Его наставительная речь меня глубоко возмутила.
– А позвольте узнать, – грозно спросила я, – что вы тут в Больё делать изволили?
– Да ничего особенного, – отвечал Тим, несколько озадаченный моим тоном, – гулял по горам, сидел на берегу моря, читал газеты, писал в кафе письма…
– И вам не совестно? – негодовала я. – Ваша несчастная жена сума сходит от отчаяния, а вы, тем временем, гуляете по берегу моря… Бессердечный вы человек!
– Позвольте! – в свою очередь вспылил Тим, – имею же я право хоть на несколько часов уйти из этой каторги и отдохнуть от бесконечных сцен и истерик.
– Но ведь они от того и происходят, что вы бросаете вашу жену. Оставайтесь вы дома, и она была бы совершенно спокойна.
– Мало же вы знаете Алекс! – безнадежно отвечал Тим. – Сиди я с ней, уезжай от нее – предлоги для ссор всегда найдутся. «Зачем ты посмотрел на даму в красном? Зачем улыбнулся даме в зеленом? Зачем мечтаешь о даме в желтом?» Я теперь на всё молчу: в красном, так в красном, в зеленом, так в зеленом! Пусть себе вздор мелет, если иначе жить не может.
– Не станет же ваша жена придумывать небывалые измены, чтобы самое же себя мучить, – защищала я Алекс.
– Вы думаете? Расскажу вам один случай, хотя вперед знаю, что вы мне не поверите. Раз я в тифе лежал, сорок градусов у меня было. Жена за мной ухаживает и упрекает: я знаю, о ком ты теперь думаешь! Ты о скверных женщинах мечтаешь!
– Да ведь это же безумие!
– Конечно, Алекс ненормальна, я давно это знаю, – спокойно отвечал Тим.
– A где же англичанка? – спросила я, помолчав.
– Какая англичанка? – удивился Тим.
Я объяснила.
– Боже мой! – всплеснул он руками, – так эта история всё еще продолжается? Раз, действительно, подошла ко мне в читальне какая-то старая англичанка и спросила, в каком положении находится теперь the Russian revolution. Они ведь все в Европе твердо убеждены, что у нас на каждом перекресте действует гильотина. Пока я ей объяснял, что никакой революции у нас нет, вошла в читальню Алекс и с той поры проходу мне не дает. А между тем я эту англичанку никогда более и не встречал. Вернее всего, что она давным-давно уехала из Ниццы.
– Всё это очень странно! – сказала я с недоумением. – Нет ли в этих болезненных идеях вашей жены какой-нибудь другой причины? Не раздражает ли ее близость моря?
– Э! ей везде нехорошо!

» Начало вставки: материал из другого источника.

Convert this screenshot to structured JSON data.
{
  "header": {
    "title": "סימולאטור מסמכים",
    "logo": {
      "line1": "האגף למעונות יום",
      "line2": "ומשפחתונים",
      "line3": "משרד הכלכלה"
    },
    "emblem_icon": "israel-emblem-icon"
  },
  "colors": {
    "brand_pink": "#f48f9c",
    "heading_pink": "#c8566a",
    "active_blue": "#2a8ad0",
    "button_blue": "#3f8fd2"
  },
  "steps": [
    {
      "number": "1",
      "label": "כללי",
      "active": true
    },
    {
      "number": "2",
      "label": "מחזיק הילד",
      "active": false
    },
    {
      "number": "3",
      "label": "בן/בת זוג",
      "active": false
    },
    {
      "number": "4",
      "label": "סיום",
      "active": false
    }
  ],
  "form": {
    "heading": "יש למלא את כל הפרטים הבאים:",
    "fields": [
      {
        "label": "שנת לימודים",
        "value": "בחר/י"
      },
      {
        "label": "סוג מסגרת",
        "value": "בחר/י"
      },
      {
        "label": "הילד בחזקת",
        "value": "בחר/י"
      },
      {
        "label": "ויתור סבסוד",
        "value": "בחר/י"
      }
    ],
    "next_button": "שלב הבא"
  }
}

В Крыму ее раздражает прибой; в Неаполе – сирокко; в Швейцарии – горы, в Венеции – запах лагун. Неизвестно, зачем мы с ней путешествуем. Напрасно только деньги тратим…
С этого дня я стала конфиденткою семьи Борисовых. Под разными предлогами Алекс являлась в мою комнату и жаловалась на мужа. Когда же мне удавалось от нее ускользнуть и выйти на прогулку, то в саду отеля или на набережной поджидал меня Тим, чтобы, в свою очередь, излить горечь своей души. Материалу для книги они оба давали в изобилии, и писательница во мне была очень довольна. Всё же, подчас, я не выдерживала и потихоньку убегала на целый день в горы. Подобное дезертирство приводило Алекс в глубокое негодование.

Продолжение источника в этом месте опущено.